ARTICLE
TITLE

Aeta Indigenous Women Healers in the Philippines: Lessons and Implications

SUMMARY

This study investigates two central research problems. These are: What are the healing practices of Aeta women? What are the implications of the healing practices of Aeta women in the academic discourse? This inquiry is important for the following reasons: (a) it focuses a reconsidered gaze and empirical lens on the healing practices of Aeta women healers as well as the lessons, insights and perspectives which may have been previously missed; (b) my research attempts not to be 'neutral' but instead be an exercise in participatory action research and as such hopefully brings a new space of decolonization by documenting Aeta women healers’ contributions in the political and academic arena; and (c) it is an original contribution to postcolonial, anti-colonial and Indigenous feminist theories particularly through its demonstration the utility of these theories in understanding the health of Indigenous peoples and global health. There are 12 Aeta women healers who participated in the Talking Circle. This study is significant in grounding both the theory and the methodology while comparatively evaluating claims calibrated against the benchmark of the actual narratives of Aeta women healers. These evaluations subsequently categorized my findings into three themes: namely, identity, agency and representation. This work is also important in illustrating the Indigenous communities’ commonalities on resistance, accommodation, evolution and devolution of social institutions and leadership through empirical example. The work also sheds light on how the members of our Circle and their communities’ experiences with outsider intrusion and imposed changes intentionally structured to dominate them as Indigenous people altered our participants and their communities.

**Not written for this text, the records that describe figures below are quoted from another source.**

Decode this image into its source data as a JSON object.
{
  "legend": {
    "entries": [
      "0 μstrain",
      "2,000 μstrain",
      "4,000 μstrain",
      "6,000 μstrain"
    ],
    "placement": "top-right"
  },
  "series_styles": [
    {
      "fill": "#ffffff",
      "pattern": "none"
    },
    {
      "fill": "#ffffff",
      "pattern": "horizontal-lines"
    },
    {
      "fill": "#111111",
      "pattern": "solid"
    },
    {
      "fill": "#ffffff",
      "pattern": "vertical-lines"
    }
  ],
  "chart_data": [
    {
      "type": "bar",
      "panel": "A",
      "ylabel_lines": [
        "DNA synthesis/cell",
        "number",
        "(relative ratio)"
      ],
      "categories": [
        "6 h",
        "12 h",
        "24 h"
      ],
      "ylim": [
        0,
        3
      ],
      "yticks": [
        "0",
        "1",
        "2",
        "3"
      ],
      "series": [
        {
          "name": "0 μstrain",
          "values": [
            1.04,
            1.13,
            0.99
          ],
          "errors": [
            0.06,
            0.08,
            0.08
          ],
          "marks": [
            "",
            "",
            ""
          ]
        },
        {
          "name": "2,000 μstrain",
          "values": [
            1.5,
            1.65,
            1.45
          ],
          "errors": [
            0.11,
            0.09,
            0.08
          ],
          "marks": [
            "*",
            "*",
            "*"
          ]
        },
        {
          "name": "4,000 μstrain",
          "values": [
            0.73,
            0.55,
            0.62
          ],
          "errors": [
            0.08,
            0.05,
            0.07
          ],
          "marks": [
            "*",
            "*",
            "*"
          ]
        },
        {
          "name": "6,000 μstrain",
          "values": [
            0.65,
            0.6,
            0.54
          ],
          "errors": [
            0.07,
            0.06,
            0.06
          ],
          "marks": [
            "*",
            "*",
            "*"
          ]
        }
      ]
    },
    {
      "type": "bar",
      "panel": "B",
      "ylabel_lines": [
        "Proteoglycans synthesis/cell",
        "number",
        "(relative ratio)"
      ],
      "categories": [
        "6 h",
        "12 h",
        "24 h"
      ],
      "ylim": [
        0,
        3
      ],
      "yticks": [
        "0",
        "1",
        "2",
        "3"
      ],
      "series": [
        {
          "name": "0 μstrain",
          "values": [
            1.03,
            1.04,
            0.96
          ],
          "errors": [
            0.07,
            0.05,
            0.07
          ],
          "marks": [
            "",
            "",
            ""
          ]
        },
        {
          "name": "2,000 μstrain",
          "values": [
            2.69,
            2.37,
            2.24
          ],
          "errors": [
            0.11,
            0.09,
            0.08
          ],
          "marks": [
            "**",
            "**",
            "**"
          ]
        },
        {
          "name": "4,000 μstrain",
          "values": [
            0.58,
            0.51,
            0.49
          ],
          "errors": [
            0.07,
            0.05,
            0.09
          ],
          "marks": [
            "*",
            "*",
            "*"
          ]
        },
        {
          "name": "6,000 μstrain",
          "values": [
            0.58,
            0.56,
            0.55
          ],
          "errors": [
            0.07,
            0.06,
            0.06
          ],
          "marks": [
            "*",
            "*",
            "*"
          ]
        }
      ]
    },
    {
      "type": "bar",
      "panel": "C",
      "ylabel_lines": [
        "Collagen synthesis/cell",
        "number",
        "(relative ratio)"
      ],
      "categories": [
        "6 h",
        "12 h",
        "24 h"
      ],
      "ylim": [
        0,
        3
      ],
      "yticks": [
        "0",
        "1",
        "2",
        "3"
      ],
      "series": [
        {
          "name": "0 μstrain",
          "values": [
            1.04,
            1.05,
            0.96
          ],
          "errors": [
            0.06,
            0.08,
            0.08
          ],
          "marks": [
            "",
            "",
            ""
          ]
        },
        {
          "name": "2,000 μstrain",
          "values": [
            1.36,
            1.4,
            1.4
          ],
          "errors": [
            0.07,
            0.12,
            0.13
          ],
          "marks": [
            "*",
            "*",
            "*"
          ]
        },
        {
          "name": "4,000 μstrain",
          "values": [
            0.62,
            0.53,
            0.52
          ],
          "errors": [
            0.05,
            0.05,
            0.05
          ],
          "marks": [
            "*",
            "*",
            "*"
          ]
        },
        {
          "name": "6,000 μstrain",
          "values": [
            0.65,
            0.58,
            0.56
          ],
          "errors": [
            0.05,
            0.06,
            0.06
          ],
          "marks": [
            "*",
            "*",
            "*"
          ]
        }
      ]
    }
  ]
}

Though the reactions of the Aeta were and are unique in this adaptive process they join a growing comparative scholarly discussion on how contexts for colonization were the same or different. This dissertation therefore joins a growing comparative educational literature on the contextual variations among global experiences with colonization. This is important since Indigenous Peoples' experiences are almost always portrayed as unique or “exotic”. I can now understand through comparison that many of the processes from military to pedagogical impositions bore striking similarities across various colonial, geographical and cultural locations.